我最近正致力于使用nltk从文本中提取关系。所以我建立了一个示例文本:“汤姆是微软的联合创始人。”并使用以下程序测试并返回任何内容。我无法弄清楚为什么。

我使用的是NLTK版本:3.2.1,python版本:3.5.2。

这是我的代码:

import re
import nltk
from nltk.sem.relextract import extract_rels, rtuple
from nltk.tokenize import sent_tokenize, word_tokenize


def test():
    with open('sample.txt', 'r') as f:
        sample = f.read()   # "Tom is the cofounder of Microsoft"

    sentences = sent_tokenize(sample)
    tokenized_sentences = [word_tokenize(sentence) for sentence in sentences]
    tagged_sentences = [nltk.tag.pos_tag(sentence) for sentence in tokenized_sentences]

    OF = re.compile(r'.*\bof\b.*')

    for i, sent in enumerate(tagged_sentences):
        sent = nltk.chunk.ne_chunk(sent) # ne_chunk method expects one tagged sentence
        rels = extract_rels('PER', 'GPE', sent, corpus='ace', pattern=OF, window=10) 
        for rel in rels:
            print('{0:<5}{1}'.format(i, rtuple(rel)))

if __name__ == '__main__':
    test()

1.经过一些调试,如果发现我改变了输入为

“盖茨于1955年10月28日出生在华盛顿州西雅图。
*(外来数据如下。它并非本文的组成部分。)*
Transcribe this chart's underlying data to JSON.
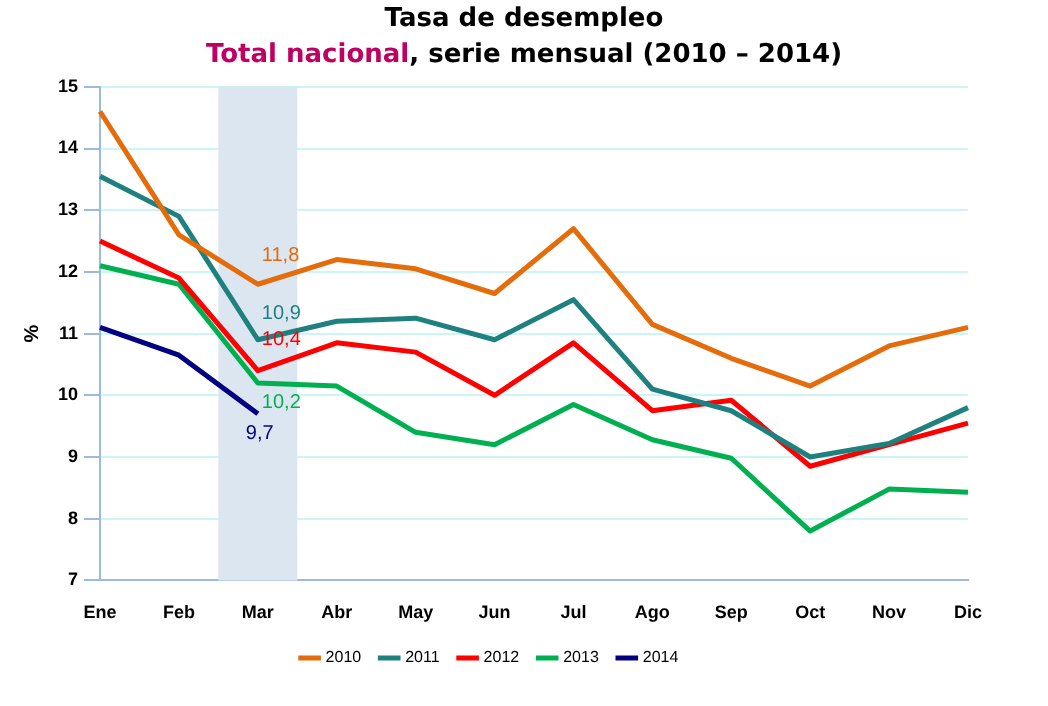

”

nltk.chunk.ne_chunk()输出是:

(S(PERSON Gates / NNS)/ / VBD出生/ VBN in / IN(GPE Seattle / NNP),/,(GPE Washington / NNP)/ IN 10月/ NNP 28 / CD,/,1955 / CD ./。 )

test()返回:

[PER:'盖茨/ NNS']'/ VBD出生/ VBN in / IN'[GPE:'Seattle / NNP']

2.我将输入更改为:

“盖茨于1955年10月28日出生在西雅图。”

test()什么都不返回。

我挖到nltk / sem / relextract.py并发现这很奇怪

输出是由函数引起的:semi_rel2reldict(pairs,window = 5,trace = False),仅当len(pairs)> 2时才返回结果,这就是为什么当一个少于三个NE的句子将返回N​​one时。

这是一个错误还是我错误地使用了NLTK?

python nltk semantics relation knowledge-base-population
2个回答
6
投票

首先,对于使用ne_chunk的网格块,这个成语看起来像这样

>>> from nltk import ne_chunk, pos_tag, word_tokenize
>>> text = "Tom is the cofounder of Microsoft"
>>> chunked = ne_chunk(pos_tag(word_tokenize(text)))
>>> chunked
Tree('S', [Tree('PERSON', [('Tom', 'NNP')]), ('is', 'VBZ'), ('the', 'DT'), ('cofounder', 'NN'), ('of', 'IN'), Tree('ORGANIZATION', [('Microsoft', 'NNP')])])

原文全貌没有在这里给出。